Country Australia is on track to become home to 11 million people by 2032, or 40 per cent of the population, while 40 per cent of people living in the cities are considering a move to the bush, research from the Regional Australia Institute shows.
While the country lifestyle and lower cost-of-living was appealing, access to housing, health care, connectivity and public transport were seen as key barriers.
Those findings - along with a lack of progress on skilled workforce and education targets - has prompted the think tank to call for "40 for the regions".
Regional Australia should get 40 per cent of the seats at policy-makers' tables, with the same percentage of new migrant settlements and the homes to be built under the National Housing Accord, it said.

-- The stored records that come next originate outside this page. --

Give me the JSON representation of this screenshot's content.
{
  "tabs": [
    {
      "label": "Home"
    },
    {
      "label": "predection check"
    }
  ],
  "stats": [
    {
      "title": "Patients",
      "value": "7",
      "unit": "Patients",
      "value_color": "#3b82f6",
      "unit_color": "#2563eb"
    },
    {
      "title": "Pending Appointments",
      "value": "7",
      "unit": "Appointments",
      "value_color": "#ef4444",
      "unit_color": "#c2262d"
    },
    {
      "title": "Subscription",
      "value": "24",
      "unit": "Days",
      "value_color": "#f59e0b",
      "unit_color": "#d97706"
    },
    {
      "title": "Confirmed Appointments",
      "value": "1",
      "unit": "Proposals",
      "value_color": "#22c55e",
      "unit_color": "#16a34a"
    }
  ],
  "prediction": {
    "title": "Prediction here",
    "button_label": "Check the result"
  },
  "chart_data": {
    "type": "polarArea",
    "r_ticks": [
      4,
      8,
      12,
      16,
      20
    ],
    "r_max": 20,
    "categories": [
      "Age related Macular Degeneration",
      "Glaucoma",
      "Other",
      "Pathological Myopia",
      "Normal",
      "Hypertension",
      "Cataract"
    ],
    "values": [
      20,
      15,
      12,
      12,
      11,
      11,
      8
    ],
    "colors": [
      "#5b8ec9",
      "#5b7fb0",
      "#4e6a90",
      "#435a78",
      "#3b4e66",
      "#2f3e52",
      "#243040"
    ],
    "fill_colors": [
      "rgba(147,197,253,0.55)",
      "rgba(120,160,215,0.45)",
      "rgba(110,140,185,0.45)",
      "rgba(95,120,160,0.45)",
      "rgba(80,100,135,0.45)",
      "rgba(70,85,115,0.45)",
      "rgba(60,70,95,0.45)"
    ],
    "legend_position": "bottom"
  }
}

"Australia has been caught on the hop by a regional renaissance with critical services, infrastructure and skills playing catch-up to population growth," institute chief executive Liz Ritchie said on Tuesday.
"An urgent intervention, like this commitment, would at least ensure that regional Australians are getting the proportionate focus they deserve."
The institute released a three-year progress report on its vision to ensure 11 million people could live prosperously in the regions by 2032, finding the proportion of skilled workers has dropped slightly in 2025.
The school attainment rate also fell to 74 per cent, while the regional rental vacancy rate remained "tight" at 1.9 per cent in June.
Separate research from the National Rural Health Alliance in August showed an $8.35 billion annual shortfall on health care in the bush, or roughly $1090 per person.
"40 for the regions is recognition that regional Australia has a different set of challenges to our cities and one-size-fits-all decision-making doesn't always deliver equal outcomes," Ms Ritchie said.